Oggi non è così. Certo, ci sono associazioni umanitarie come Amnesty International che non si arrendono, vi sono gruppi di base attivi sui social, ma i partiti hanno altro a cui pensare. Le penne al servizio del potente di turno, danno lezioni di realismo diplomatico sulle prime pagine dei giornali che pesano (anche se sempre meno).
Sì, Erdogan e al-Sisi saranno pure dei brutali autocrati, sì, sarà pure vero che sotto il regime del presidente-generale egiziano i desaparecidos, oltre 40mila ed è una stima in difetto, hanno superato quelli del periodo della dittatura fascista dei generali in Argentina. E sarà pure vero che da anni, le autorità egiziane hanno ucciso per la seconda volta Giulio Regeni, impedendo di fare verità e giustizia sul suo brutale assassinio, u assassinio di Stato. E magari Erdogan avrà esagerato nel cacciare oltre 100mila funzionari pubblici, insegnanti, accademici, in nome di una sicurezza nazionale che coincide con la sicurezza sua e del suo regime.

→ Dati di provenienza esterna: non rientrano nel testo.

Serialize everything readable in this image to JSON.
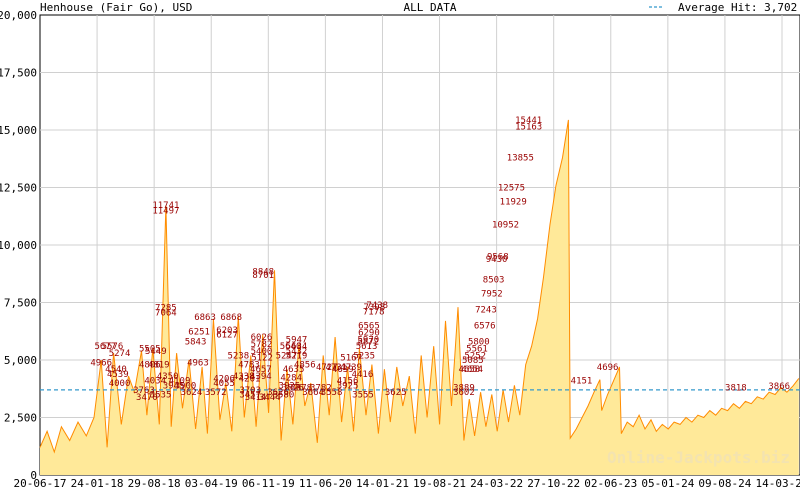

Ma, dicono i soloni senza coscienza, la Turchia e l’Egitto sono Paesi fondamentali per stabilizzare la Sponda Sud del Mediterraneo e il Medio Oriente (peraltro una falsità, come dimostra la Libia), e con essi dobbiamo mantenere solide relazioni. E chi sostiene il contrario, è un’”anima bella”, un povero illuso.
La tragedia è che questo insano realismo ha sfondato anche a sinistra o quella che è. Certo, per qualche giorno, si può “tifare” per le belle combattenti curde, invitarne qualcuna nei salotti televisivi, e sai quanto spaventa questa esibizione mediatica il fascista del Bosforo…Un tempo, neanche troppo lontano, c’era uno slogan che raccontava una generazione: siate realisti, chiedete l’impossibile. Quell’impossibile era un mondo senza più sfruttati, un mondo in cui ogni popolo aveva diritto all’autodeterminazione, come il popolo palestinese. Altri tempi, si dirà.
E’ vero. Ma oggi è chiedere l’”impossibile” sanzionare il fascista del Bosforo? Lo chiediamo anzitutto a chi ha responsabilità di Governo e si proclama democratico e di sinistra. Ma se per voi è troppo, se stare al Governo significa essere iper realisti, e genuflettersi ai piedi di un Erdogan o un al-Sisi, almeno risparmiateci le lacrime di coccodrillo in morte di Ebru Timkik.